I am using IBM data Science Experience notebooks to create a custom classifier for the visual recognition service. I have the training zip files loaded into Object storage. But when I try to create the custom classifier it fails with the error message.

"explanation": "Cannot execute learning task : Could not train classifier. Verify there are at least 10 positive training images for at least 1 class and at least 10 other unique training images."

The buffered zip files are read by the create_classifier function but it does not detect the files inside. It works fine if I use local files.

kognate commented 7 years ago

What version of python are you using?

kognate commented 7 years ago

Also, without seeing your code, it's a little difficult to comment.

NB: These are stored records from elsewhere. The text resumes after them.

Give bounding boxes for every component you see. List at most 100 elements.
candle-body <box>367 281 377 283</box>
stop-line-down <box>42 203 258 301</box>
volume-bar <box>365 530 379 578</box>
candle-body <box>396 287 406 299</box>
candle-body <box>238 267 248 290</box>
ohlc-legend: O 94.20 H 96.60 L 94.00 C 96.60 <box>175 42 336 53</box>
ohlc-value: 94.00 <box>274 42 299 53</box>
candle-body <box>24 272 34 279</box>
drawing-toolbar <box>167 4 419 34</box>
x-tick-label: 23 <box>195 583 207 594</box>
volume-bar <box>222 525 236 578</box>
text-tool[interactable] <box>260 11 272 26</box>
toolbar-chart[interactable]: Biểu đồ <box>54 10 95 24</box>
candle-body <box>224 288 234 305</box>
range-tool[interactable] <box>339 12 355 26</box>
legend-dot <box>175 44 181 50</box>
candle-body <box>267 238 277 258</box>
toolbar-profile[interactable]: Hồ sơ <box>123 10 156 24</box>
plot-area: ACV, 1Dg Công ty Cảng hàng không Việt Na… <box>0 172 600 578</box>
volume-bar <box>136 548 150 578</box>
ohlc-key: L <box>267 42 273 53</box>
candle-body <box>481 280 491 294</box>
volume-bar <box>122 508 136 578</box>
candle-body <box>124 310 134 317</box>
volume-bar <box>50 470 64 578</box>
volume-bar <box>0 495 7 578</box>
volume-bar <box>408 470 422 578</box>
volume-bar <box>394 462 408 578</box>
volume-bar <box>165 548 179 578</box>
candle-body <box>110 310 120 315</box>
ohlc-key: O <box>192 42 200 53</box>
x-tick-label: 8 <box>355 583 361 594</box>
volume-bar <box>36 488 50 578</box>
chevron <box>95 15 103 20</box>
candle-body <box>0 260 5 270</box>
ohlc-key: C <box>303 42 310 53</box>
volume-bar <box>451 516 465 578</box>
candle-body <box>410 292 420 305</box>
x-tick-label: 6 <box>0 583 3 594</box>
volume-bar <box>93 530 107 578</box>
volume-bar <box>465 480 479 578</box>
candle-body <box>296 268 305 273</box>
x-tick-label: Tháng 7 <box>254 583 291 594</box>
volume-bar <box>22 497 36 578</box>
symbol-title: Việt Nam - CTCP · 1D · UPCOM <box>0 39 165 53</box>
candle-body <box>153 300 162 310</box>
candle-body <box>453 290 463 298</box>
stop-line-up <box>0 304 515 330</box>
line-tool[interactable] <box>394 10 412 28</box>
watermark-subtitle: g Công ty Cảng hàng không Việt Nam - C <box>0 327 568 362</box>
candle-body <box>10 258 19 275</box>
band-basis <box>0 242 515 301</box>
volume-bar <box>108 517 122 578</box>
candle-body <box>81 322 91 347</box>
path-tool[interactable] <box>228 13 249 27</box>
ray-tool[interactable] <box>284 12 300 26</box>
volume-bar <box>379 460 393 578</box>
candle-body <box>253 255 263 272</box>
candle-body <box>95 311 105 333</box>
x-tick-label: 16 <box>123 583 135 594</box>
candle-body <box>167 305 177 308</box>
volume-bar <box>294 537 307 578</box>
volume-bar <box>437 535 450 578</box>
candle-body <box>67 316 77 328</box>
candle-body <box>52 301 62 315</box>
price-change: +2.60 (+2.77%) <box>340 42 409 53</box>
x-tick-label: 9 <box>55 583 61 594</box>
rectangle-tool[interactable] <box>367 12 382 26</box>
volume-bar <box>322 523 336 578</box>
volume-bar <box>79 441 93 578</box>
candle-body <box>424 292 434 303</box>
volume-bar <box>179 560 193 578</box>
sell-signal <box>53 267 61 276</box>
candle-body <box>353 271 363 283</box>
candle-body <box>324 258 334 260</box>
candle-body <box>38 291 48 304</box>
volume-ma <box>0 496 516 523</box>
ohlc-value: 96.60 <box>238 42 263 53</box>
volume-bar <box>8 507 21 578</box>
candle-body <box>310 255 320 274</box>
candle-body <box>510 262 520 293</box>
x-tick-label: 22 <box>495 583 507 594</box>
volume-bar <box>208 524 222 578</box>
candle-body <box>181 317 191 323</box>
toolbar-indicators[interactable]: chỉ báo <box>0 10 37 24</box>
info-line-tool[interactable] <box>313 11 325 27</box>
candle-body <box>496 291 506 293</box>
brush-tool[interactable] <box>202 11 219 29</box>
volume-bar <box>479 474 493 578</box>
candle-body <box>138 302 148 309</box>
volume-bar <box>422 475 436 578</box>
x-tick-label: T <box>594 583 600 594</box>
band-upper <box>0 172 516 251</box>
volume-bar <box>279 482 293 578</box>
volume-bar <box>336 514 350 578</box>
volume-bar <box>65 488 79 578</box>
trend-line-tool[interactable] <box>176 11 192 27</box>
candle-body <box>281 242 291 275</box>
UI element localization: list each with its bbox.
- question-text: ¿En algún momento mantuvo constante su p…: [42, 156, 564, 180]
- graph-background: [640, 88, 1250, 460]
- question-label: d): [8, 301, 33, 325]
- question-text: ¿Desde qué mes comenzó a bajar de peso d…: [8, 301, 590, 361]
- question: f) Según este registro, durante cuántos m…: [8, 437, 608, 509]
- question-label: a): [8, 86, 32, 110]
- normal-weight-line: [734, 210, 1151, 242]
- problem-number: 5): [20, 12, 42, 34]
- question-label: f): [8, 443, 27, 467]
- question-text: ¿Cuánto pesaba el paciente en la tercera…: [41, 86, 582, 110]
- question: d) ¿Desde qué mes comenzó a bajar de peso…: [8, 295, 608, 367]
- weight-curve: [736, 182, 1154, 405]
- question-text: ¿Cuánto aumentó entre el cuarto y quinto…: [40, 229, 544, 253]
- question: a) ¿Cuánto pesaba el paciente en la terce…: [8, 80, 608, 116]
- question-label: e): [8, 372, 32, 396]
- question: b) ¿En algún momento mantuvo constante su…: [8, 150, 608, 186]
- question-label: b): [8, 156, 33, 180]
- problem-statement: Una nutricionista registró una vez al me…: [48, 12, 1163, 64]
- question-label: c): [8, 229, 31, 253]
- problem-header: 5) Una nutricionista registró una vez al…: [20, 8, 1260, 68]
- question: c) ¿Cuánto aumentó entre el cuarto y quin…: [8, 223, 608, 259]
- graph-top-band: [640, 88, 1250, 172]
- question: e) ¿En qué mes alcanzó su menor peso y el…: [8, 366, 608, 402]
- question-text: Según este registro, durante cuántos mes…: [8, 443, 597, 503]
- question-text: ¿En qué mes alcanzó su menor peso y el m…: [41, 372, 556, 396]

Can you post the notebook you're using (without credentials, of course) or at least the relevant segments?

labalekhan commented 7 years ago

I am using Python 2.

Similar request has been posted over at the node-sdk at https://github.com/watson-developer-cloud/node-sdk/issues/333 which is for the classify function.

With the Python SDK I wanted to use buffered zip files to create the custom classifier.

Below is what I am trying to do.

import swiftclient
import keystoneclient.v3 as keystoneclient
import StringIO
import io

credentials = {
// Credentials
}
auth_url = credentials['auth_url'] + '/v3'
project_name = credentials['project']
password = credentials['password']
user_domain_name = credentials['domain_name']
project_id = credentials['project_id']
user_id = credentials['user_id']
region_name = credentials['region']

conn = swiftclient.Connection(
    key=credentials['password'],
    authurl=credentials['auth_url']+"/v3",
    auth_version='3',
    os_options={
        "project_id": credentials['project_id'],
        "user_id": credentials['user_id'],
        "region_name": credentials['region']})

// get zip files stored in object storage

class1 = conn.get_object(credentials['container'], 'class1.zip')
class2 =  conn.get_object(credentials['container'], 'class2.zip')
neg = conn.get_object(credentials['container'], 'negative.zip')

class1_f = io.BytesIO()
class2_f = io.BytesIO()
neg_f = io.BytesIO() 

// write content of zip files to file like objects
class1_f.write(class1[1])
class2_f.write(class2[1])
neg_f.write(neg[1])

class1_f.pos=0
class2_f.pos=0
neg_f.pos=0

print(json.dumps
          (visual_recognition.create_classifier
           ('MyClassifier',
            class1_positive_examples=class1_f, 
            class2_positive_examples=class2_f,
            negative_examples=neg_f), indent=2))

I have also tried converting the contents of the zip file to python zipfile objects and passing that to the create_classifier function but that also did not work.

kognate commented 7 years ago

You have to upload the files slightly differently than you are doing. Here is a repo https://github.com/kognate/python-sdk-187

that repo has a notebook that shows you how to do this. It's fully supported by the sdk, you just have to provide some extra metadata and you don't have to save it locally to a file.

labalekhan commented 7 years ago

@kognate thank you, that works perfectly.